Alumna Vidya Chhabria receives best dissertation award

Alumna Vidya Chhabria (Ph.D. 2022) was recently recognized as the winner of the University of Minnesota Graduate School's Best Dissertation Award in the physical sciences, mathematics, and engineering category for 2024. Her dissertation titled, “The Next Wave in EDA: Exploring Machine Learning and Open-source Philosophies for Physical Design,” presents machine learning (ML) and open-source solutions to resolve critical problems that have plagued electronic design automation (EDA). Chhabria earned her doctoral degree under the guidance of Robert and Marjorie Henle Chair in Electrical Engineering Sachin Sapatnekar. 

Integrated circuits (ICs) are ubiquitous in most powerful and compact electronics such as those in medical devices, drones, smartphones, data centers, and others. These ICs perform multiple functions (phone calls, videos, photos) and contain billions of transistors and wires while also consuming low power and offering long battery life. Currently, these complex circuits are designed using EDA algorithms and methods. Despite their sophistication, they pose some key challenges, namely, the high costs associated with EDA tools, their heuristic nature that delivers suboptimal outcomes, and the long computation times that slows down their delivery. 

In an era where devices are getting smarter, and everything is connected, the requirements on EDA tools are increasingly demanding. Chhabria's thesis has proposed smart ML-based chip design methodologies that sow the seeds of next-generation EDA tools and address these challenges. It demonstrates how ML and open-source philosophies for EDA can address these challenges and transform how we design chips today.

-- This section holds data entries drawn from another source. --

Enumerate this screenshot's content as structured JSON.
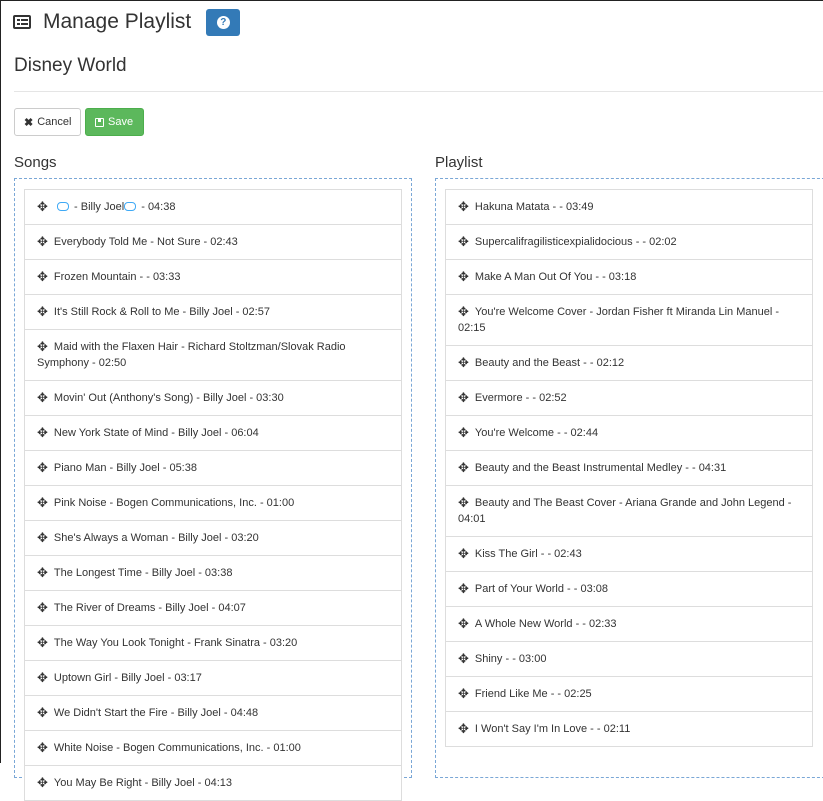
{
  "header": {
    "title": "Manage Playlist",
    "help_icon": "question-circle-icon"
  },
  "playlist_name": "Disney World",
  "toolbar": {
    "cancel_label": "Cancel",
    "save_label": "Save"
  },
  "colors": {
    "primary": "#337ab7",
    "success": "#5cb85c",
    "panel_border": "#7aa7d6",
    "cd_icon": "#3fa9f5"
  },
  "songs": {
    "title": "Songs",
    "first_item": {
      "prefix": "- Billy Joel",
      "suffix": "- 04:38"
    },
    "items": [
      "Everybody Told Me - Not Sure - 02:43",
      "Frozen Mountain - - 03:33",
      "It's Still Rock & Roll to Me - Billy Joel - 02:57",
      "Maid with the Flaxen Hair - Richard Stoltzman/Slovak Radio Symphony - 02:50",
      "Movin' Out (Anthony's Song) - Billy Joel - 03:30",
      "New York State of Mind - Billy Joel - 06:04",
      "Piano Man - Billy Joel - 05:38",
      "Pink Noise - Bogen Communications, Inc. - 01:00",
      "She's Always a Woman - Billy Joel - 03:20",
      "The Longest Time - Billy Joel - 03:38",
      "The River of Dreams - Billy Joel - 04:07",
      "The Way You Look Tonight - Frank Sinatra - 03:20",
      "Uptown Girl - Billy Joel - 03:17",
      "We Didn't Start the Fire - Billy Joel - 04:48",
      "White Noise - Bogen Communications, Inc. - 01:00",
      "You May Be Right - Billy Joel - 04:13"
    ]
  },
  "playlist": {
    "title": "Playlist",
    "items": [
      "Hakuna Matata - - 03:49",
      "Supercalifragilisticexpialidocious - - 02:02",
      "Make A Man Out Of You - - 03:18",
      "You're Welcome Cover - Jordan Fisher ft Miranda Lin Manuel - 02:15",
      "Beauty and the Beast - - 02:12",
      "Evermore - - 02:52",
      "You're Welcome - - 02:44",
      "Beauty and the Beast Instrumental Medley - - 04:31",
      "Beauty and The Beast Cover - Ariana Grande and John Legend - 04:01",
      "Kiss The Girl - - 02:43",
      "Part of Your World - - 03:08",
      "A Whole New World - - 02:33",
      "Shiny - - 03:00",
      "Friend Like Me - - 02:25",
      "I Won't Say I'm In Love - - 02:11"
    ]
  }
}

Her research presents ML-based solutions to key bottlenecks that hamper IC design including building power delivery networks, and thermal analysis which is critical for maintaining performance and reliability. Chhabria’s research has shown that her ML-based chip design offers faster delivery with no decline in quality as compared to conventional EDA tools. Her work has gained traction and has been successfully applied on industry test cases, well received at premier EDA conferences (International Conference on Computer-Aided Design and Design Automation Conference), and most significantly, has been implemented by industry leaders such as Nvidia, Qualcomm, Tenstorrent Inc., and SK Hynix. 

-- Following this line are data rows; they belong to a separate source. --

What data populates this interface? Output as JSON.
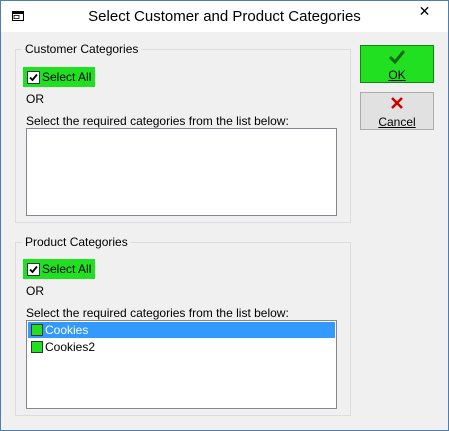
{
  "window": {
    "title": "Select Customer and Product Categories",
    "close_glyph": "✕"
  },
  "customer": {
    "group_label": "Customer Categories",
    "select_all_label": "Select All",
    "select_all_checked": true,
    "or_label": "OR",
    "instruction": "Select the required categories from the list below:",
    "items": []
  },
  "product": {
    "group_label": "Product Categories",
    "select_all_label": "Select All",
    "select_all_checked": true,
    "or_label": "OR",
    "instruction": "Select the required categories from the list below:",
    "items": [
      {
        "label": "Cookies",
        "checked": false,
        "selected": true
      },
      {
        "label": "Cookies2",
        "checked": false,
        "selected": false
      }
    ]
  },
  "buttons": {
    "ok_label": "OK",
    "cancel_label": "Cancel"
  },
  "colors": {
    "accent_green": "#21e021",
    "selection_blue": "#3399ff",
    "cancel_x_red": "#cc0000"
  }
}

Commenting on the significance of Chhabria’s research, Professor Sapatnekar says, “Vidya’s work develops design automation techniques that are vital to the design of advanced chips. Her thesis has expanded the frontiers of knowledge by innovatively applying machine learning methods for analysis and optimization tasks in chip design.  She has also been at the vanguard of a new movement towards open-source software to democratize chip design, and this participation has compounded the impact of her work, allowing it to be deployed in industry.”

Chhabria is no stranger to recognition for her work. As a graduate student, she was the recipient of the 2021-2022 doctoral dissertation fellowship awarded by the University's Graduate School, the Louise T. Dosdall Fellowship in 2020, and the Cadence Women in Technology Scholarship in 2020. She was one of two key authors of an award-winning paper at the 2021 IEEE/ACM International Conference on Computer-Aided Design. The paper titled, "Analytical Modeling of Transient Electromigration Stress based on Boundary Reflections,” addresses the problem of electromigration that adversely affects circuits, and leads to their decline. It won the best paper award at the conference. Chhabria was also an invited panelist for a discussion on “Democratizing Chip Design” at the Grace Hopper Celebration of Women in Computing.

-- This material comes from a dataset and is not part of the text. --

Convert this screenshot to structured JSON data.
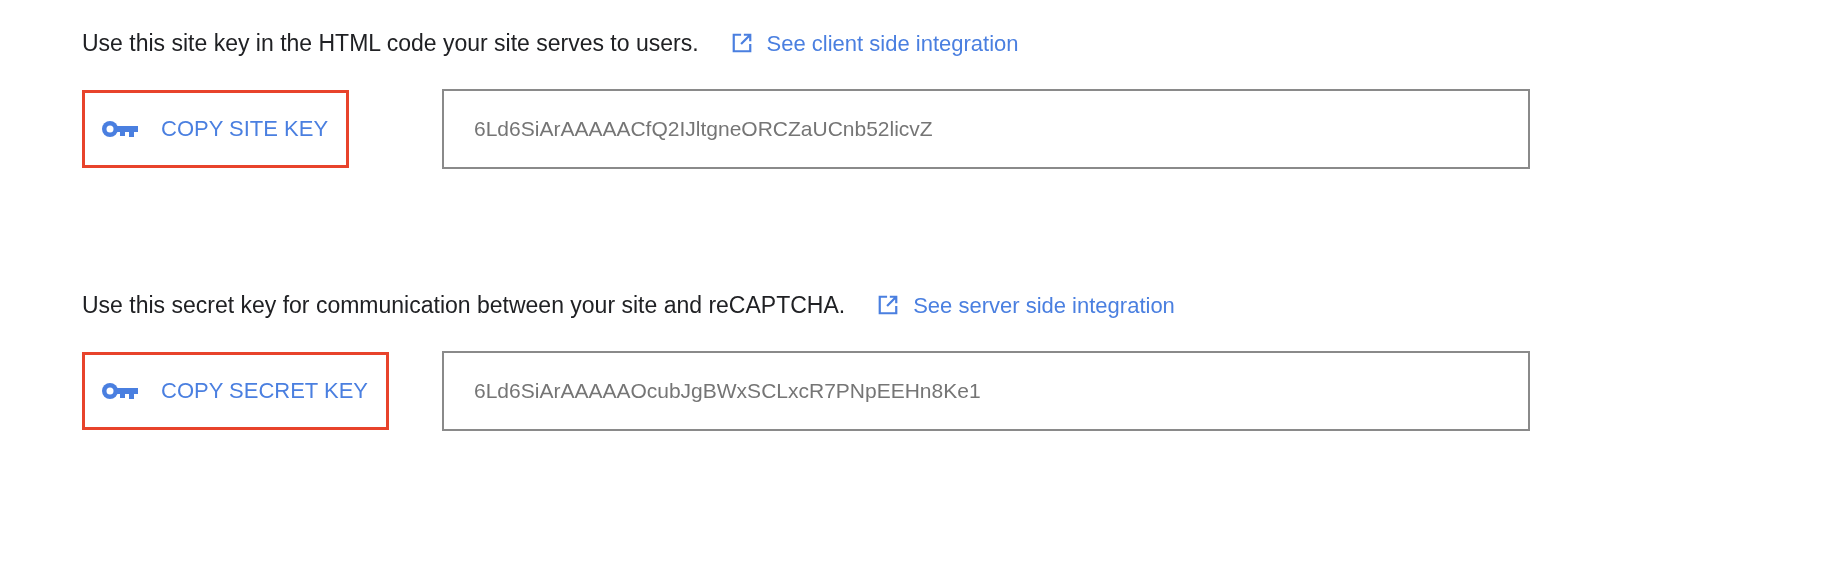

Currently Chhabria is an assistant professor with the School of Electrical, Computer, and Energy Engineering at Arizona State University. She conducts research on ML-based EDA tools for the next generation of heterogeneously integrated ICs and the design of environmentally sustainable ICs. 

The Best Dissertation Award is a recognition, by the Graduate School, of the University's top recent Ph.D. graduates in each of four broad areas: arts & humanities (including history and philosophy), biological and medical sciences, physical sciences and engineering, and social and behavioral sciences and education.